Política

Governo busca parcerias para fazer investimentos

Em maio, governador José Melo recebeu o representante do governo chinês Liu Liehong - foto: divulgação

Em maio, governador José Melo recebeu o representante do governo chinês Liu Liehong – foto: divulgação

A relação Brasil e China ganhou mercado além das roupas e produtos eletrônicos. Em setembro, o governador José Melo e empresários do Amazonas desembarcarão na China,em busca de investimentos de cerca de US$ 1 bilhão (R$ 3 bilhões) para financiar projetos como a produção de peixe em cativeiro e obras de infraestrutura no Estado, como a duplicação da rodovia AM-010, que liga Manaus a Itacoatiara, e a construção do campus da Universidade Estadual do Amazonas (UEA).

A data da visita foi acertada em maio deste ano durante a assinatura de um protocolo de intenções firmado entre o Governo do Amazonas e o representante do governo chinês na área de ciência e tecnologia, o presidente da estatal chinesa China Eletronics Corporation, Liu Liehong.

Segundo o governador, o acordo com a China abre um horizonte importante de investimentos em um período de crise da economia brasileira. Mineração, produtos florestais e a proteção da região amazônica também são áreas de interesse dos chineses. Além do intercâmbio na área de ciência e tecnologia, está prevista a instalação de empresas chinesas no Polo Industrial de Manaus (PIM) e o acesso facilitado a recursos para desenvolvimento econômico e obras de infraestrutura.

Com esses recursos, José Melo pretende impulsionar a piscicultura, fomentando a criação de peixe em cativeiro por agricultores. “A China é um país grande, rico, mas que precisa de alimentos.

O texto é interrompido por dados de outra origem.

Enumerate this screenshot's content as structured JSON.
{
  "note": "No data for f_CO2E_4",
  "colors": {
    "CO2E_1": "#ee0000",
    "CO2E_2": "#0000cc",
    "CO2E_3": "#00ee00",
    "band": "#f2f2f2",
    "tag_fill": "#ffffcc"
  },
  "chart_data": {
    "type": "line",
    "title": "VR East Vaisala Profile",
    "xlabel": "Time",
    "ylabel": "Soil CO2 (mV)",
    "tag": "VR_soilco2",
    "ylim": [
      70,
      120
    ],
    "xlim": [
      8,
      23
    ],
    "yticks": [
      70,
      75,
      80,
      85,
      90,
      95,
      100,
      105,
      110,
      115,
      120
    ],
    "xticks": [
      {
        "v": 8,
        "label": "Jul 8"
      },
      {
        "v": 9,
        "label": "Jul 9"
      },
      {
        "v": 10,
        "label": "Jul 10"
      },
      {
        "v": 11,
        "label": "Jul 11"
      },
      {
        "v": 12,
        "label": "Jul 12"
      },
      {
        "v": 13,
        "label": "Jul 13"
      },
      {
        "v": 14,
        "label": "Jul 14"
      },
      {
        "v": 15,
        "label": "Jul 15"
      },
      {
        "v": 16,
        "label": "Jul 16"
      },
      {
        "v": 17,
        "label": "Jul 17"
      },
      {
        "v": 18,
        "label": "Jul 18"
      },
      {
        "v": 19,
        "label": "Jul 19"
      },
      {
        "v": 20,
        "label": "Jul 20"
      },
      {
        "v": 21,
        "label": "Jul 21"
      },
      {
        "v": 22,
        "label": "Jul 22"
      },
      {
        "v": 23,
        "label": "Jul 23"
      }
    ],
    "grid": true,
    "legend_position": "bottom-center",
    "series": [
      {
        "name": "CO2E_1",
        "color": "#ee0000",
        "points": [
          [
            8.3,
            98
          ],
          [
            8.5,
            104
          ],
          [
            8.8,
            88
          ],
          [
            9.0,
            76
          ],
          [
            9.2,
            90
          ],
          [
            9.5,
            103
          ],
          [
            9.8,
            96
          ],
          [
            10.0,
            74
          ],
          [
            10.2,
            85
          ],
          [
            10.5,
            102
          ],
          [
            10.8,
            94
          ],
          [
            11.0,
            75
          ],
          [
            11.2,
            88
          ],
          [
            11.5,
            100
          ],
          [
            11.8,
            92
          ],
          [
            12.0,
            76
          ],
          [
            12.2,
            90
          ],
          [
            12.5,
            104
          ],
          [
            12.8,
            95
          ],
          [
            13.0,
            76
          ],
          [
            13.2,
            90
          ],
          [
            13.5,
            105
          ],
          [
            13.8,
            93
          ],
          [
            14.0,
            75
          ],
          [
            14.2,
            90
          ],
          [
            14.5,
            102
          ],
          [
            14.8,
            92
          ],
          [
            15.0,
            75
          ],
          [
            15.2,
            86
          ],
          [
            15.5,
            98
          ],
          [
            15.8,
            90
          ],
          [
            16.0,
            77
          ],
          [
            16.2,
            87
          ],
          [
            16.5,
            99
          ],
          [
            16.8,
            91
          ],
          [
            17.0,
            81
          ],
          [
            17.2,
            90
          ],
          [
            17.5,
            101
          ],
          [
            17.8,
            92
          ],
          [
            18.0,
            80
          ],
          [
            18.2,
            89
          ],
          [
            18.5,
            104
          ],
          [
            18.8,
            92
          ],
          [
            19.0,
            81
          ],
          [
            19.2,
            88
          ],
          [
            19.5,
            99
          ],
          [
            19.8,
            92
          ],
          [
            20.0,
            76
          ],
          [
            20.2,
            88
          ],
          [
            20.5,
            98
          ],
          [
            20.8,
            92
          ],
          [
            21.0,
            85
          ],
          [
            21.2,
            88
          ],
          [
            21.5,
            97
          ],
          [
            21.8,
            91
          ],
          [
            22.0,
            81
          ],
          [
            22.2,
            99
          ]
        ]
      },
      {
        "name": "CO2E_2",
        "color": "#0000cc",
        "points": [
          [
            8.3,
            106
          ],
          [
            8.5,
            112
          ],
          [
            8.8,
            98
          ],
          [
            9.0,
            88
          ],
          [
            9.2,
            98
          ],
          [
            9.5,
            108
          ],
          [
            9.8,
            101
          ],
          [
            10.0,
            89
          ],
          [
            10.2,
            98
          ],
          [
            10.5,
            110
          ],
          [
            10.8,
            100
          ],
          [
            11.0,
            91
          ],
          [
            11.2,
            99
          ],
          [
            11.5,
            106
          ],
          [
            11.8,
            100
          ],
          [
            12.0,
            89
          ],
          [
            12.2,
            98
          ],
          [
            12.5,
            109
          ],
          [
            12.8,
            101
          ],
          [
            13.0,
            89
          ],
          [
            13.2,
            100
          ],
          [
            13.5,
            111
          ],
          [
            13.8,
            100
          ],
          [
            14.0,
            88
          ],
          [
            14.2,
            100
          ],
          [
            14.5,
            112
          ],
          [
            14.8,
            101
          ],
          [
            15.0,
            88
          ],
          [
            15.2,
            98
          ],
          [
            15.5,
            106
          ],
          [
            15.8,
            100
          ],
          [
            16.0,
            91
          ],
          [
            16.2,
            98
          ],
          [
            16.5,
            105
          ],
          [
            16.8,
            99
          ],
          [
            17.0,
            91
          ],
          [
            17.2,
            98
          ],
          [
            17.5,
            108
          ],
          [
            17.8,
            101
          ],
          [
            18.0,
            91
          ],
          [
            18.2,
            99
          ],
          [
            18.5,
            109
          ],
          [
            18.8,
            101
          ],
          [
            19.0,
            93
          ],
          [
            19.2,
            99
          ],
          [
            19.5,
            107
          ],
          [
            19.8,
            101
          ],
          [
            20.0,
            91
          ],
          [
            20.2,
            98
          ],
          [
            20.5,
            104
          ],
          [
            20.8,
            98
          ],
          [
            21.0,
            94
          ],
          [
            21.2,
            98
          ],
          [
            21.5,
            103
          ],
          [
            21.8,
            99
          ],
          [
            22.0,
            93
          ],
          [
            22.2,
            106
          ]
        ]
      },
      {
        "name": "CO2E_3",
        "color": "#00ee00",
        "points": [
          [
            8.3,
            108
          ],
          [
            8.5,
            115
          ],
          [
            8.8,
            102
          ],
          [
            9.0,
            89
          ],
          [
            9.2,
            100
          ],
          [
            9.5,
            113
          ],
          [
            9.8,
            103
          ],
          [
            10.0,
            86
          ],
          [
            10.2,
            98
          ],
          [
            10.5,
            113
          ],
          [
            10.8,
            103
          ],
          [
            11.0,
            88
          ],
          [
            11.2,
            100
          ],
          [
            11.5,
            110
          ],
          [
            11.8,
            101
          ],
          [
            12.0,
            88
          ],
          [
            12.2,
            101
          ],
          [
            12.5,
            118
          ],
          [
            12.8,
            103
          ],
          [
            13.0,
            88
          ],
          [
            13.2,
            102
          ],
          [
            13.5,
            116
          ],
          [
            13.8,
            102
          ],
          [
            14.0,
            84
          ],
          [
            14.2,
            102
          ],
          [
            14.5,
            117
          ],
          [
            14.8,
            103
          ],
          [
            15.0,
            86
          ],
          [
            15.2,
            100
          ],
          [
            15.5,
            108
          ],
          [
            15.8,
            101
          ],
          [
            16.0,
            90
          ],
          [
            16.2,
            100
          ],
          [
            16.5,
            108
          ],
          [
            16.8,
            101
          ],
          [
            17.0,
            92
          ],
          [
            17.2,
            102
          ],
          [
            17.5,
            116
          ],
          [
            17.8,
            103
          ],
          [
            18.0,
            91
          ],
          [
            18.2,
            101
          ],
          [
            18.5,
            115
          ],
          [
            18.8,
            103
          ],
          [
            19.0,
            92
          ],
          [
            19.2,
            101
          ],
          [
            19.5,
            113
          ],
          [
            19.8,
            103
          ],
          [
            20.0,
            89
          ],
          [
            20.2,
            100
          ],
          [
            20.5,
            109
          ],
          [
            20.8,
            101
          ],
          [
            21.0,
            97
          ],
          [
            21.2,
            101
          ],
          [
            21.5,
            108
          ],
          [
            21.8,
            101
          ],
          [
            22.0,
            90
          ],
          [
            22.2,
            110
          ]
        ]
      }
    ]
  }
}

Eles viram no Amazonas um local que pode produzir. Vimos oportunidade de acessar esses recursos para transformar o Estado no grande produtor de peixe. Abriram o mercado para a carne e, agora, o peixe. Quero abrir oportunidade para que empresários acessem o crédito chinês para não só produzir, mas também industrializar e enlatar os peixes amazonenses”, disse.

A infraestrutura é outro ponto importante do acordo. Nesse caso, os recursos devem ser disponibilizados por meio de empréstimos com bancos e agências de financiamento chineses. O maior atrativo são os juros, considerados os mais baixos do mercado e inferiores, por exemplo, aos praticados pelo Banco Nacional de Desenvolvimento Econômico e Social (BNDES).

Acordo entre Brasil e China

Representantes dos governos do Brasil e da China assinaram em maio durante cerimônia em Brasília, 35 acordos de cooperação em oito áreas que envolvem investimentos de US$ 53 bilhões. Só com a Petrobras, foram assinados três atos de cooperação de ao menos US$ 7 bilhões. A presidente Dilma Rousseff e o primeiro-ministro chinês, Li Keqiang, acompanharam o evento, depois de uma reunião entre os dois no Palácio do Planalto.

Para comemorar a retomada da exportação de carne bovina para o mercado consumidor chinês, o governo brasileiro ofereceu churrasco para a comitiva do primeiro ministro.